- Born: December 2, 1914 Castries, Saint Lucia
- Died: May 6, 1966 (aged 51) Garrand, Babonneau, St. Lucia
- Occupations: Folklorist, artist, historian and social worker

= Harold Simmons (folklorist) =

Saint Lucian folklorist (1914–1966)

Harold Simmons (December 2, 1914 – May 6, 1966) was a Saint Lucian folklorist, artist, historian, and social worker. He is often referred to as "the father of modern arts and culture in Saint Lucia".

== Early life and education ==
Harold "Harry" Simmons was born in Castries, Saint Lucia, in 1914. He attended Methodist elementary schools and then Saint Mary's College, an all-boys Catholic secondary school. He had no formal university education, which did not stop him from becoming one of the country's most prominent intellectuals.

== Work ==
Simmons' first job after school was at the private firm of W.B. Harris, where he worked for six years. In 1940, he quit to focus on painting. He became one of the island's most important artists of the day and joined the Royal Drawing Society as an associate. He was also a founding member of the St. Lucia Arts and Crafts Society in the 1940s.

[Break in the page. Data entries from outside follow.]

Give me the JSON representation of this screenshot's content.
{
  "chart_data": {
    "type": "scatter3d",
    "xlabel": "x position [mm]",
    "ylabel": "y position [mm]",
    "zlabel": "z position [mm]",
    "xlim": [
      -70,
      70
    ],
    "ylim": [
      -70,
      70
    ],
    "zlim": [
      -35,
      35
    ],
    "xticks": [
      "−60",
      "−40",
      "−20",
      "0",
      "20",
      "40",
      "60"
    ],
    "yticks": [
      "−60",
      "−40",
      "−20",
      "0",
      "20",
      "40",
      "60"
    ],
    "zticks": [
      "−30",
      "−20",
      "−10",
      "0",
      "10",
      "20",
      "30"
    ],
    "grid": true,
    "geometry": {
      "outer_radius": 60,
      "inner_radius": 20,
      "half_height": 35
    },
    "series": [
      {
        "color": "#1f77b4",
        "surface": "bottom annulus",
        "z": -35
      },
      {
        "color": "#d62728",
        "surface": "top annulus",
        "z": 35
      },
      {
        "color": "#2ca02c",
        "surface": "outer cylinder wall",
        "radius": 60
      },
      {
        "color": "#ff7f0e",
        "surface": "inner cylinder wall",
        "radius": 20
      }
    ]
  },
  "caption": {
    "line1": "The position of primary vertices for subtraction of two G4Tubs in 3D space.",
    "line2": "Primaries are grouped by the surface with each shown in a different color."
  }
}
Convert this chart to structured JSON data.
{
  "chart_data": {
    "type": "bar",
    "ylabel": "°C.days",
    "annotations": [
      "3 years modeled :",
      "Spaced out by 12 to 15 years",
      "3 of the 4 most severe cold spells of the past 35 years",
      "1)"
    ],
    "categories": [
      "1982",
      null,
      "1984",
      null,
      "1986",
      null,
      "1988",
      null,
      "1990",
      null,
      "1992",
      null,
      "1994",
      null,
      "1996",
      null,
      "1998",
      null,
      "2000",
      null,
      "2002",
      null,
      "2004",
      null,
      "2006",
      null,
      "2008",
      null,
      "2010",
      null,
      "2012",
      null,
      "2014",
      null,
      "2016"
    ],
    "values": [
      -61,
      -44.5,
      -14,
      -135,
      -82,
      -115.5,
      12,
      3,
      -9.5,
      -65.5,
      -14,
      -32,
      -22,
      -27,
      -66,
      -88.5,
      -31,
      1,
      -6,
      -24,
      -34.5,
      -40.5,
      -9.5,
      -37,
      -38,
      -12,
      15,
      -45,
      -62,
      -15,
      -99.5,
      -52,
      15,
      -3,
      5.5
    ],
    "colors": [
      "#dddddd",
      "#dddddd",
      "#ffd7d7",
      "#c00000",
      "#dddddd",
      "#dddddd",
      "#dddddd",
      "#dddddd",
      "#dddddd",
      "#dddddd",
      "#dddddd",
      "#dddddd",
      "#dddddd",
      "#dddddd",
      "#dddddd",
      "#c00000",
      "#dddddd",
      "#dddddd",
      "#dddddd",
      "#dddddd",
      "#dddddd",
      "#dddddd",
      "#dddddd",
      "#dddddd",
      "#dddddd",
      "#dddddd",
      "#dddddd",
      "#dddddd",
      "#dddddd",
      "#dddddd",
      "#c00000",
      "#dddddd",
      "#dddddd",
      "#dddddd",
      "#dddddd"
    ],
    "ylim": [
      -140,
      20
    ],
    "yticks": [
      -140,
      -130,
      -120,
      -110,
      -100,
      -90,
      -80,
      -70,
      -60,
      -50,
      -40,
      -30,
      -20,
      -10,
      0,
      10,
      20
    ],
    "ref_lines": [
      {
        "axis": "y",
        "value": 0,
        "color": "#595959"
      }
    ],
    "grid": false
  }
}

His work largely consisted of watercolors of everyday scenes, reflecting his island surroundings.

It was as a painter that he became a mentor to two of the island's best-known creative figures, Derek Walcott and Dunstan St. Omer. A friend of Walcott's late father, Simmons gave them art lessons and encouraged them in their work.

In 1946, Simmons joined the Civil Service, organizing cooperatives and relief efforts in Saint Lucia. He also took on volunteer social work. One of his many volunteer roles was with the St. Lucia Boy Scouts, which later honored him with a Medal of Merit. He also served on a variety of committees including the St. Lucia Tourist Board, the Library Committee, and the Local Advisory Committee.

As a folklorist and amateur anthropologist, Simmons worked to preserve the island's cultural practices through researching and recording folklore. He taped folk songs and stories, which were later distributed as CDs by the Folk Research Centre, and compiled the text Notes on Folklore in St. Lucia, West Indies for Peace Corps volunteers.

He was a great promoter of Saint Lucia and its heritage, choosing to remain on the island as many of his peers migrated elsewhere. He "insisted on fighting colonialism and finding alternatives through art and culture."

Simmons promoted the country's traditional societies and festivals, which the Catholic Church banned nearly a century earlier, and worked to get fellow intellectuals to embrace the island's Afro-Caribbean, Creole culture. While not all of them followed his lead, he was influential for such artists and cultural leaders as the singer Sesenne.

His many interests also included botany and archeology; he was a founding member of the St. Lucia Archaeological and Historical Society and served as the organization's secretary. He also worked as a journalist, including as a Saint Lucia correspondent for the Trinidad and Tobago Guardian and Reuters. From 1957 to 1959, he edited the Voice of St. Lucia newspaper.

== Death and legacy ==
Simmons died in 1966 in Garrand, Babonneau, St. Lucia. He was only 51 years old.

Saint Lucia's Folk Research Centre is inspired by Simmons' work to preserve and promote the island's culture. In 2005, it recognized him as a National Cultural Hero. The Harold Simmons Folk Academy, an arm of the Folk Research Centre, was founded in October 2012. Many of his papers and paintings were destroyed when the center caught fire in March 2018.

Simmons was awarded the St. Lucia Cross posthumously in 2016.